2 Designing Simulations

To better explain the steps of conducting a Monte Carlo simulation study, let’s assume a hypothetical research scenario in which a researcher wants to examine item parameter estimation in item response theory (IRT). Here the researcher aims to determine the robustness of parameter estimation for the 3PL model, especially when the sample size is small.

2.1 Simulation Factors

The researcher can investigate the impact of several factors (i.e., conditions) within the same study but the goal is to create a feasible study with the factors that are essential for this study. Therefore, the following factors are selected:

Test length (10, 15, 20, or 25 items)
Sample size (250, 500, 750, or 1000 examinees)
Whether or not the guessing (c) parameter should be fixed for all items (e.g., \(c = 0.16\))

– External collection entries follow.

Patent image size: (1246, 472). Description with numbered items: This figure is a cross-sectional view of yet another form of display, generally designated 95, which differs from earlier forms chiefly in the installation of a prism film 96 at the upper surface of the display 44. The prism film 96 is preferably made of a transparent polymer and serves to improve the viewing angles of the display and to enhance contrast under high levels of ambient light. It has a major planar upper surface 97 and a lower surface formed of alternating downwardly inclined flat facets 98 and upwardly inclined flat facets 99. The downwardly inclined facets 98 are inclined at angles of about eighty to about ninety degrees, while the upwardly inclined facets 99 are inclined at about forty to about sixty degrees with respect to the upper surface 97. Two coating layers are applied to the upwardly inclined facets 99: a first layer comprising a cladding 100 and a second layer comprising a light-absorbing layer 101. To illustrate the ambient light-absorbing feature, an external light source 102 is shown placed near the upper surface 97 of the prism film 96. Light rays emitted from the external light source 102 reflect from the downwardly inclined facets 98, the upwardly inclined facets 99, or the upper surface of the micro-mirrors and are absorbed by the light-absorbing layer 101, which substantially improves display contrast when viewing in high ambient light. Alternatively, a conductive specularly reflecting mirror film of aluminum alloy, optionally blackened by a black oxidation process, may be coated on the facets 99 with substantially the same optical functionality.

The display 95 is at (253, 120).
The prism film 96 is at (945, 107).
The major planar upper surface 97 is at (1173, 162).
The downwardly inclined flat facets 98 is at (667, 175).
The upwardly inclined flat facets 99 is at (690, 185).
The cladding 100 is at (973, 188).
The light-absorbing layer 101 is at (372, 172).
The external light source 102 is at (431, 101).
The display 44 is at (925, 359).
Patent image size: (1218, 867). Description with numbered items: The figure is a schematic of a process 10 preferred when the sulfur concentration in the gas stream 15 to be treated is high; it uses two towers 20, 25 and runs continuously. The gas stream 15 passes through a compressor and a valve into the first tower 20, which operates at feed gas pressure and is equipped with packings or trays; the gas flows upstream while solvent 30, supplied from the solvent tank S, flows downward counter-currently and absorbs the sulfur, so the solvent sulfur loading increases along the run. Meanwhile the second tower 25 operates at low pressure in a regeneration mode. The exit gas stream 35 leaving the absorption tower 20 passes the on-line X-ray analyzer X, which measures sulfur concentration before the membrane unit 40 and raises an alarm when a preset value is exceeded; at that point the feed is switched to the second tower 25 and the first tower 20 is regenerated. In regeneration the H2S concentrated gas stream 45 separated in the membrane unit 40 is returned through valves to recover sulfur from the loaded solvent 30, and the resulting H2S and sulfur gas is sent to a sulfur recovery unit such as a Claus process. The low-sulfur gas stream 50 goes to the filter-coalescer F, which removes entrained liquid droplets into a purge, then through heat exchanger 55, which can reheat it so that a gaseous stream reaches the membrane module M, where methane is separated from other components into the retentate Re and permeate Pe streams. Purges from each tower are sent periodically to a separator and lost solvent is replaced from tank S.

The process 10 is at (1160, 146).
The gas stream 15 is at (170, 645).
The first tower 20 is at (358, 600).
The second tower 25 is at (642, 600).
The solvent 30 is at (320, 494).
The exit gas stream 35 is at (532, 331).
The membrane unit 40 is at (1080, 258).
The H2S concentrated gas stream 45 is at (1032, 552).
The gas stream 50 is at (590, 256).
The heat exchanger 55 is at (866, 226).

Let’s see the total number of conditions from these factors:

4 (test length) x 4 (sample size) x 2 (fixed guessing or free estimation) = 32 conditions

This calculation assumes that these factors are fully crossed. Two factors are fully crossed when each level of one factor occurs in combination with each level of the other factor. However, some factors may not be crossed with the other factors. These are called nested factors. Two factors are nested when each level of a factor occurs in combination with different levels of another factor (see Schielzeth and Nakagawa’s paper for more information about crossed and nested factors).

2.2 Evaluation Criteria

The researcher is interested in accuracy. Therefore, we have to use several measures of accuracy to evaluate the simulation results. Some of these measures (i.e., indices) include:

Bias: \(bias = \frac{1}{R} \Sigma_{r=1}^{R} (\hat{x_r}-x)\), where \(R\) is the number of replications, \(\hat{x_r}\) is the estimated value of the parameter, and \(x\) is the true value of the parameter. Bias, which can be either positive or negative, should be close to zero for higher accuracy.
Root-mean square error (RMSE): \(RMSE = \sqrt{\frac{1}{R} \Sigma_{r=1}^{R} (\hat{x_r}-x)^2}\), where \(R\) is the number of replications, \(\hat{x_r}\) is the estimated value of the parameter, and \(x\) is the true value of the parameter. RMSE, which is either zero or a positive value, should be close to zero for higher accuracy.
(Pearson) Correlation: \(\rho(x,\hat{x}) = \frac{\text{cov}(x,\hat{x})}{\sigma_x \sigma_{\hat{x}}}\), where \(\hat{x_r}\) is the estimated value of the parameter, \(x\) is the true value of the parameter, the numerator is the covariance of the two parameters, and the denominator is the product of their standard deviations. Correlation should be closer to 1 as the accuracy increases.

Note that there are other types of evaluation criteria, such as power, type I error, relative efficiency, precision, and recall. In this study, the accuracy measures listed above should be adequate for evaluating the accuracy of estimated item paramaters. We will discuss how the simulation results with these evaluation criteria can be summarized and presented in Part 4 of this book.

2.3 Other Design Elements

Item and ability parameters: The researcher must use either a fixed set of item parameters from an existing instrument or simulated item parameters similar to those from an existing instrument. Thus, the researcher uses the distributions provided in Casabianca and Lewis (2015)’s article based on a 2008 National Mathematics Assessment:

\(a \sim N(1.13, 0.25)\)
\(b \sim N(0.21, 0.51)\)
\(c \sim N(0.16, 0.05)\)

For the ability distribution, ability values are drawn from a normal distribution, \(\theta \sim N(0, 1)\).

Number of replications: The number of replications should be adequate to create enough variation in the simulation. The higher the number of replications, the longer the simulation study will take. Therefore, it is important to choose a suitable number. Typically, 100 replications are enough for this type of simulation study. We can test this by increasing the number of iterations to 150 and check whether the overall results would change substantially.

Replication mechanism: In a typical Monte Carlo simulation study, the levels of simulation factors remain fixed, while the data, parameters, and other parts vary. In other words, these are the parts that we actually simulate. For the sake of simplicity, some of these parts can be generated once while the other parts continuously change from one replication to another. In this study, the researcher does not have a specific set of item parameters to test. Instead, the goal of the study is more general: investigating the impact of the identified simulation factors on item parameter estimation. Therefore, unique sets of item parameters, ability values, and response data can be generated with each replication.

References

Casabianca, Jodi M., and Charles Lewis. 2015. “IRT Item Parameter Recovery with Marginal Maximum Likelihood Estimation Using Loglinear Smoothing Models.” Journal of Educational and Behavioral Statistics 40 (6): 547–78. https://doi.org/10.3102/1076998615606112.